Open Source Contributions
Development of KafHerder is open source and we welcome contributions from the community.
- Fork the project and clone to your local machine
- Create a feature branch (git checkout -b feature/NewFeatureName)
- Commit your changes
- Push to your feature branch
- Open a Pull Request
- Create an issue on GitHub
If you encounter any issues with the application, please report them in the issues tab or submit a pull request. Thank you!
How to Run a Test Kafka Cluster
KafHerder has a kafkaTest folder that allows you to spin up a Kafka cluster for testing. Here is what you need to do:
- cd to your working directory
- Make sure you have Docker Desktop installed and open
- npm i to install dependencies
- Run the following command to create your cluster:
- docker-compose -f docker-compose.yml up -d
- If you are having caching issues, you can run the following in order:
- docker-compose build –no-cache kafka1
- docker-compose build –no-cache kafka2
- docker-compose build –no-cache kafka3
- docker-compose up -d
- Check your Docker Desktop Application to make sure everything is running (5/5).
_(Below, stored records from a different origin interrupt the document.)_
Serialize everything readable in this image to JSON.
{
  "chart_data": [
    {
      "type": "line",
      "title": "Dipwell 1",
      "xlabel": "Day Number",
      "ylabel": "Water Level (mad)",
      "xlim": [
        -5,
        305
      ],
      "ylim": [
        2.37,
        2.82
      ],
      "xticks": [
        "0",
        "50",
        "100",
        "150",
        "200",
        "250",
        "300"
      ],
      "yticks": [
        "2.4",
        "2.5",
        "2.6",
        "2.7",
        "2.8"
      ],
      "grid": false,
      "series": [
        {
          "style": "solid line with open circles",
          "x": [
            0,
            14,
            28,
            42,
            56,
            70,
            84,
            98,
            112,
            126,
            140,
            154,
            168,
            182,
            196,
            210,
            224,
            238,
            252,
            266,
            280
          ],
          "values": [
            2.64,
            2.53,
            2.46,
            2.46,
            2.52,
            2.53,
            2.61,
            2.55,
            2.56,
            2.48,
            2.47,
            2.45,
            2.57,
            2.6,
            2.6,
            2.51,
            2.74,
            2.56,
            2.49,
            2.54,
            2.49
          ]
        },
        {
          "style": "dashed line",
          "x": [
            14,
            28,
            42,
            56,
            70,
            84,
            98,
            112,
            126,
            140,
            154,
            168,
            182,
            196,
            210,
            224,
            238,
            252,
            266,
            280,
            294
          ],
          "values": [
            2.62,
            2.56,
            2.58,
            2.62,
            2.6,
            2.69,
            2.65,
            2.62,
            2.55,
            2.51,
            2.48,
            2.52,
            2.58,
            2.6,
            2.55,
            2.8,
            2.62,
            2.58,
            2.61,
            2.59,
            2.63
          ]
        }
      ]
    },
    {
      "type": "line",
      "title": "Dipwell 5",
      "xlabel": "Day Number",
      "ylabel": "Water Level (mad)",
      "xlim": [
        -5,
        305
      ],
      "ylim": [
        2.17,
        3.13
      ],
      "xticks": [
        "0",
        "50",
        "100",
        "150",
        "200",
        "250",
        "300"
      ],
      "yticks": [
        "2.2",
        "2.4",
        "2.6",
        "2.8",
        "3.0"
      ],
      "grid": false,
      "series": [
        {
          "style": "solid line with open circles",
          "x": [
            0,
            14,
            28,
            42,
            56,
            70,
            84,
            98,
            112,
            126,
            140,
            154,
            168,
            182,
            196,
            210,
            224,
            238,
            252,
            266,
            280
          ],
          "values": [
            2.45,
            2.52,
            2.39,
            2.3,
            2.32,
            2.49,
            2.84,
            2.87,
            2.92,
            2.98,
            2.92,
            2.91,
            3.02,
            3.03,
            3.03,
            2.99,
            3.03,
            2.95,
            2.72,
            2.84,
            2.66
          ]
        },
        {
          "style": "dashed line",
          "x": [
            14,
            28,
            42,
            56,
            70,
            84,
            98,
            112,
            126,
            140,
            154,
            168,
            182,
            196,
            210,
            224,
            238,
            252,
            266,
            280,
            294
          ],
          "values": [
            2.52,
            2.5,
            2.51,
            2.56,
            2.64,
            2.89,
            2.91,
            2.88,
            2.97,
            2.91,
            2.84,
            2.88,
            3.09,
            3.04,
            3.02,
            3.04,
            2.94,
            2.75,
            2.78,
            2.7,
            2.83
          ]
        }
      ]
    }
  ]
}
If any aren’t, try clicking the play button to resume them.
- Go to the run.js file in the kafkaTest folder and read the instructions carefully. Once you run node run.js, it should create a test topic animals3 with 5 partitions that will spread across your 3 brokers. It will also write 500 messages to this topic and configure 3 consumers, A B and C at different offsets in every partition.
- You may see Kafka logs during this process, including errors. These may be normal. Let the command run fully. It will be finished when it says “disconnecting”.
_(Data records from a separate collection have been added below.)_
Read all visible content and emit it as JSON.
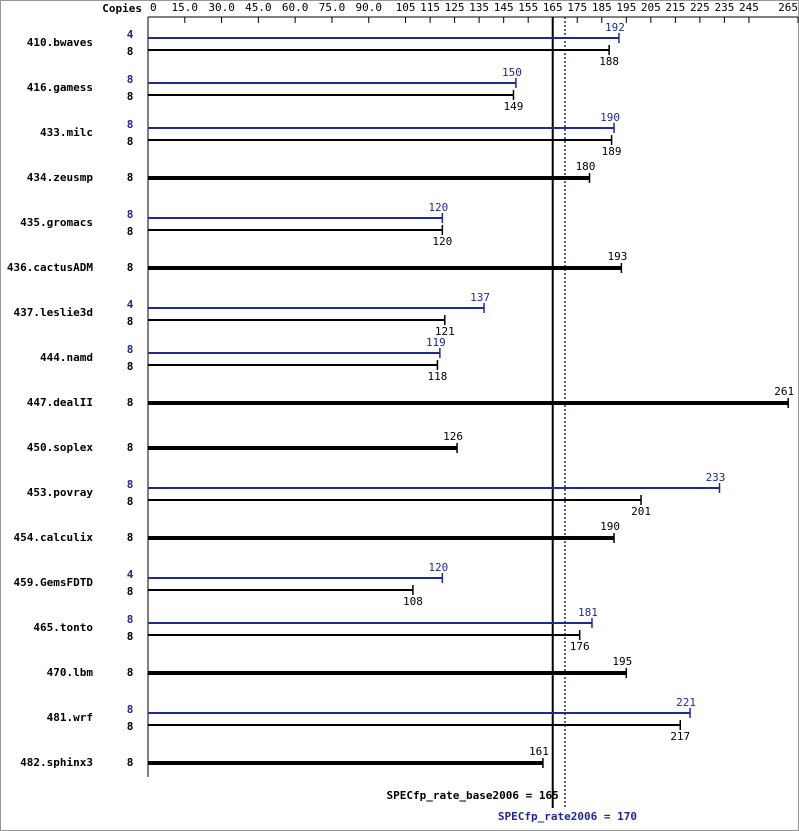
{
  "chart_data": {
    "type": "bar",
    "copies_label": "Copies",
    "categories": [
      "410.bwaves",
      "416.gamess",
      "433.milc",
      "434.zeusmp",
      "435.gromacs",
      "436.cactusADM",
      "437.leslie3d",
      "444.namd",
      "447.dealII",
      "450.soplex",
      "453.povray",
      "454.calculix",
      "459.GemsFDTD",
      "465.tonto",
      "470.lbm",
      "481.wrf",
      "482.sphinx3"
    ],
    "series": [
      {
        "color": "#000000",
        "copies": [
          8,
          8,
          8,
          8,
          8,
          8,
          8,
          8,
          8,
          8,
          8,
          8,
          8,
          8,
          8,
          8,
          8
        ],
        "values": [
          188,
          149,
          189,
          180,
          120,
          193,
          121,
          118,
          261,
          126,
          201,
          190,
          108,
          176,
          195,
          217,
          161
        ]
      },
      {
        "color": "#1f2a8f",
        "copies": [
          4,
          8,
          8,
          null,
          8,
          null,
          4,
          8,
          null,
          null,
          8,
          null,
          4,
          8,
          null,
          8,
          null
        ],
        "values": [
          192,
          150,
          190,
          null,
          120,
          null,
          137,
          119,
          null,
          null,
          233,
          null,
          120,
          181,
          null,
          221,
          null
        ]
      }
    ],
    "xlim": [
      0,
      265
    ],
    "xticks": [
      0,
      {
        "value": 15,
        "label": "15.0"
      },
      {
        "value": 30,
        "label": "30.0"
      },
      {
        "value": 45,
        "label": "45.0"
      },
      {
        "value": 60,
        "label": "60.0"
      },
      {
        "value": 75,
        "label": "75.0"
      },
      {
        "value": 90,
        "label": "90.0"
      },
      105,
      115,
      125,
      135,
      145,
      155,
      165,
      175,
      185,
      195,
      205,
      215,
      225,
      235,
      245,
      265
    ],
    "reference_lines": [
      {
        "label": "SPECfp_rate_base2006 = 165",
        "value": 165,
        "color": "#000000",
        "dashed": false
      },
      {
        "label": "SPECfp_rate2006 = 170",
        "value": 170,
        "color": "#1f2a8f",
        "dashed": true
      }
    ]
  }
}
How to Run the Application on Dev Mode
- The project has three folders – client, kafkaTest, server. Make sure to change directory to work in the correct folder
- To start the server
- cd server
- npm i – to install dependencies
- npm start – this will start nodemon and run the server.js file
- To start the client do the following
- cd Client
- npm i – to install dependencies
- npm run dev – this will start vite
- go to http://localhost:5173 in browser to view application
- On the app itself
- The homepage allows you to provide your Prometheus port and to monitor the overall health of the Kafka cluster (you can do 9090 if you are running the test Kafka cluster above)
- Click on Repartition on the navigation bar to use the desktop application’s Kafka topic repartitioning feature
- Provide your url to connect to your Kakfa cluster so the application can access the topic information (for the test cluster, you can do any seed broker, such as: localhost:9092)
- Once connected, use the search bar to find your topic and click on it to select and submit the topic for repartitioning.
- After you submit the topic you selected you’ll receive information on that topic, including the topic name you selected, the number of partitions it currently has, and the minimum number of partitions it should have.
- Fill out the form with the new topic name, the number of partitions (this cannot be less than the minimum number of partitions provided, and the replication factor.
- Upon submission, a modal should open up with a loading sign. The repartitioning process can take 30 seconds or more. Once it is done, you will get the new consumer offsets.